If this property is set to TSPV_Yes, the Pdftools OCR Service corrects image skew during page preprocessing.
The type of skew correction is defined by the CorrectSkewMode property.

If this property is set to TSPV_No, the value of the CorrectSkewMode property is ignored.


CorrectSkewMode

KeyTypeDefault
CorrectSkewModeCorrectSkewModeEnumCSM_CorrectSkewByHorizontalText | CSM_CorrectSkewByVerticalText

Specifies the mode of skew correction. The value of this property is an OR superposition of the CorrectSkewModeEnum enumeration constants that denote the types of skew correction. 0 means do not correct skew.

The value of this property is ignored if the CorrectSkew property is set to TSPV_No.

CorrectSkewModeEnum

  • CSM_CorrectSkewByBlackSquaresHorizontally: The image skew angle is corrected based on so-called ‘black squares’ (the skew angle is calculated based on the horizontal pairs of squares). Black squares are often placed on forms. We recommend that you use this constant only when working with images of forms; otherwise, you may obtain incorrect results.
  • CSM_CorrectSkewByBlackSquaresVertically: The image skew angle is corrected based on so-called ‘black squares’ (the skew angle is calculated based on the vertical pairs of squares). Black squares are often placed on forms. We recommend that you use this constant only when working with images of forms; otherwise, you may obtain incorrect results.
  • CSM_CorrectSkewByHorizontalLines: The image skew angle is corrected based on horizontal lines. Use this constant only when working with images that contain horizontal lines (for example, invoices, price lists, or other documents that contain tables with visible borders); otherwise, you may get incorrect results.
  • CSM_CorrectSkewByHorizontalText: The image skew angle is corrected based on horizontal text lines.
  • CSM_CorrectSkewByVerticalLines: The image skew angle is corrected based on vertical lines.
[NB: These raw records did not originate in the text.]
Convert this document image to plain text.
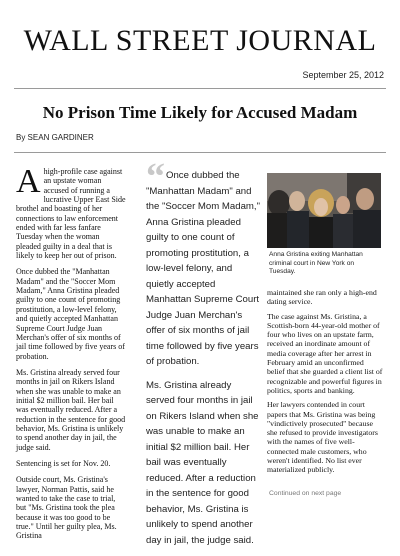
WALL STREET JOURNAL
September 25, 2012
No Prison Time Likely for Accused Madam
By SEAN GARDINER

Ahigh-profile case against an upstate woman accused of running a lucrative Upper East Side brothel and boasting of her connections to law enforcement ended with far less fanfare Tuesday when the woman pleaded guilty in a deal that is likely to keep her out of prison.

Once dubbed the "Manhattan Madam" and the "Soccer Mom Madam," Anna Gristina pleaded guilty to one count of promoting prostitution, a low-level felony, and quietly accepted Manhattan Supreme Court Judge Juan Merchan's offer of six months of jail time followed by five years of probation.

Ms. Gristina already served four months in jail on Rikers Island when she was unable to make an initial $2 million bail. Her bail was eventually reduced. After a reduction in the sentence for good behavior, Ms. Gristina is unlikely to spend another day in jail, the judge said.

Sentencing is set for Nov. 20.

Outside court, Ms. Gristina's lawyer, Norman Pattis, said he wanted to take the case to trial, but "Ms. Gristina took the plea because it was too good to be true." Until her guilty plea, Ms. Gristina

“ Once dubbed the "Manhattan Madam" and the "Soccer Mom Madam," Anna Gristina pleaded guilty to one count of promoting prostitution, a low-level felony, and quietly accepted Manhattan Supreme Court Judge Juan Merchan's offer of six months of jail time followed by five years of probation.

Ms. Gristina already served four months in jail on Rikers Island when she was unable to make an initial $2 million bail. Her bail was eventually reduced. After a reduction in the sentence for good behavior, Ms. Gristina is unlikely to spend another day in jail, the judge said.

Anna Gristina exiting Manhattan criminal court in New York on Tuesday.

maintained she ran only a high-end dating service.

The case against Ms. Gristina, a Scottish-born 44-year-old mother of four who lives on an upstate farm, received an inordinate amount of media coverage after her arrest in February amid an unconfirmed belief that she guarded a client list of recognizable and powerful figures in politics, sports and banking.

Her lawyers contended in court papers that Ms. Gristina was being "vindictively prosecuted" because she refused to provide investigators with the names of five well-connected male customers, who weren't identified. No list ever materialized publicly.

Continued on next page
We recommend that you use this constant only when working with images that contain vertical lines (for example, invoices, price lists, or other documents that contain tables with visible borders); otherwise, you may obtain incorrect results.
  • CSM_CorrectSkewByVerticalText: The image skew angle is corrected based on vertical text lines. The constant may be useful when working with documents in languages such as Chinese, Japanese, or Korean, or if page orientation is incorrect.

GeometryCorrectionMode

KeyTypeDefault
GeometryCorrectionModeGeometryCorrectionModeEnumGCM_Auto

Specifies whether geometrical distortions (perspective on photos, curved lines from scanned books, etc.) should be removed during page preprocessing.
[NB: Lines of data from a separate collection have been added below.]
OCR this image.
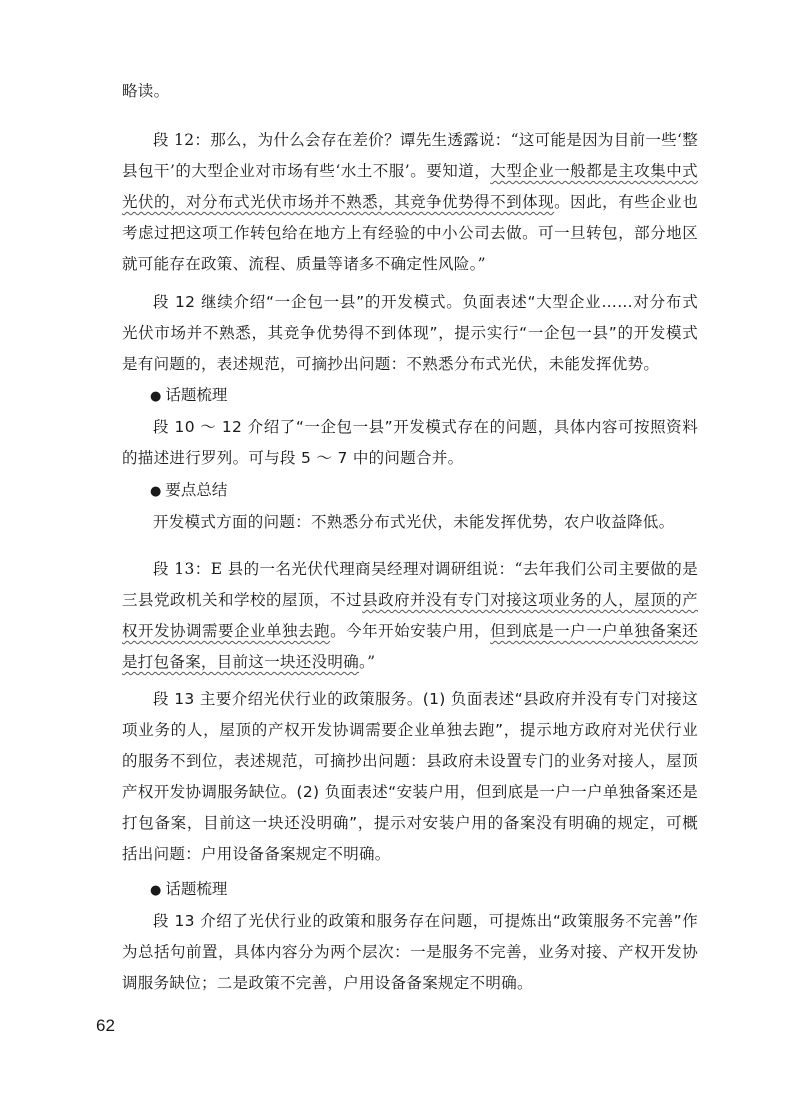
略读。

段 12：那么，为什么会存在差价？谭先生透露说：“这可能是因为目前一些‘整县包干’的大型企业对市场有些‘水土不服’。要知道，大型企业一般都是主攻集中式光伏的，对分布式光伏市场并不熟悉，其竞争优势得不到体现。因此，有些企业也考虑过把这项工作转包给在地方上有经验的中小公司去做。可一旦转包，部分地区就可能存在政策、流程、质量等诸多不确定性风险。”

段 12 继续介绍“一企包一县”的开发模式。负面表述“大型企业……对分布式光伏市场并不熟悉，其竞争优势得不到体现”，提示实行“一企包一县”的开发模式是有问题的，表述规范，可摘抄出问题：不熟悉分布式光伏，未能发挥优势。

● 话题梳理

段 10 ～ 12 介绍了“一企包一县”开发模式存在的问题，具体内容可按照资料的描述进行罗列。可与段 5 ～ 7 中的问题合并。

● 要点总结

开发模式方面的问题：不熟悉分布式光伏，未能发挥优势，农户收益降低。

段 13：E 县的一名光伏代理商吴经理对调研组说：“去年我们公司主要做的是三县党政机关和学校的屋顶，不过县政府并没有专门对接这项业务的人，屋顶的产权开发协调需要企业单独去跑。今年开始安装户用，但到底是一户一户单独备案还是打包备案，目前这一块还没明确。”

段 13 主要介绍光伏行业的政策服务。(1) 负面表述“县政府并没有专门对接这项业务的人，屋顶的产权开发协调需要企业单独去跑”，提示地方政府对光伏行业的服务不到位，表述规范，可摘抄出问题：县政府未设置专门的业务对接人，屋顶产权开发协调服务缺位。(2) 负面表述“安装户用，但到底是一户一户单独备案还是打包备案，目前这一块还没明确”，提示对安装户用的备案没有明确的规定，可概括出问题：户用设备备案规定不明确。

● 话题梳理

段 13 介绍了光伏行业的政策和服务存在问题，可提炼出“政策服务不完善”作为总括句前置，具体内容分为两个层次：一是服务不完善，业务对接、产权开发协调服务缺位；二是政策不完善，户用设备备案规定不明确。

62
GeometryCorrectionModeEnum

  • GCM_Auto: Image geometry correction will be performed, if necessary. Pdftools OCR Service determines automatically, whether the processed document is a photo and if it is, will perform geometry correction.
  • GCM_Correct: Always correct image geometry. Photographs usually have perspective distortions; use this when processing photos.
  • GCM_DontCorrect: Do not correct image geometry. Use when processing scanned images of good quality where correction is unnecessary.

ResolutionCorrectionMode

KeyTypeDefault
ResolutionCorrectionModeResolutionCorrectionModeEnumRCM_Auto

Specifies whether resolution of the image should be corrected during page preprocessing.

ResolutionCorrectionModeEnum

  • RCM_Auto: If the resolution of the image is suspicious, the Pdftools OCR Service automatically detects and adjusts it.
  • RCM_Correct: Detect and correct image resolution.
  • RCM_DontCorrect: Do not correct image resolution.